“When I was 17, it just became something that I didn’t want to be a part of at all anymore. I would do anything to break away or get out of it. People would always ask me, ‘Are you gay?’ and I would be like, ‘I don’t think I’m anything,'” she said. “I was on FaceTime with my girlfriend, and I did a video singing ‘Born This Way,’ and was like, ‘I think I want to put this on my Reels Story,’ because it was just my close friends.”
She continued, “I didn’t realize that no child star as still a child star had ever come out before. The president of the network called me and was like, ‘What are we gonna tell the kids?’ I was like, ‘What do you mean?’” JoJo said that the exec told her to call “every retailer” to “tell them you’re not going crazy.”
“Everything after I came out changed,” she claimed. “The way they communicated with me changed. The way they worked with me changed. The way they developed my work changed. Everything changed.”

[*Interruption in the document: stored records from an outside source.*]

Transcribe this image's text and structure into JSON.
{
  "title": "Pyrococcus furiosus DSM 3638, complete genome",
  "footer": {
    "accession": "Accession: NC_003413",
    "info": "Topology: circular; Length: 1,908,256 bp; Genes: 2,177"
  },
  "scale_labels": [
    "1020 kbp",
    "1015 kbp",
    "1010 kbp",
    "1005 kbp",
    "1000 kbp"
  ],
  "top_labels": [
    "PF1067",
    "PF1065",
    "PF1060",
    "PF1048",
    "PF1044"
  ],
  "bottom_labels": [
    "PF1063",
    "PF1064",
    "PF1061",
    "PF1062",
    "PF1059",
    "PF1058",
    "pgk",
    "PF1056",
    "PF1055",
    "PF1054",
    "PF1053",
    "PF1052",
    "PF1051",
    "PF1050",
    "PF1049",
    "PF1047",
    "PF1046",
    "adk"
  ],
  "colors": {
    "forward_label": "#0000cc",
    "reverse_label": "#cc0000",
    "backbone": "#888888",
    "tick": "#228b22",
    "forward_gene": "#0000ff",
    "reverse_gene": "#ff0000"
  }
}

When this story was first reported, a Nickelodeon spokesperson told the Hollywood Reporter, “We are unaware of the incident JoJo is referencing, and she was certainly not blackballed by Nickelodeon. We have valued and supported JoJo throughout our incredibly successful partnership, which included a JoJo-themed Pride collection at a major national retailer, among our many collaborations together. We continue to cheer her on and wish her nothing but the best.”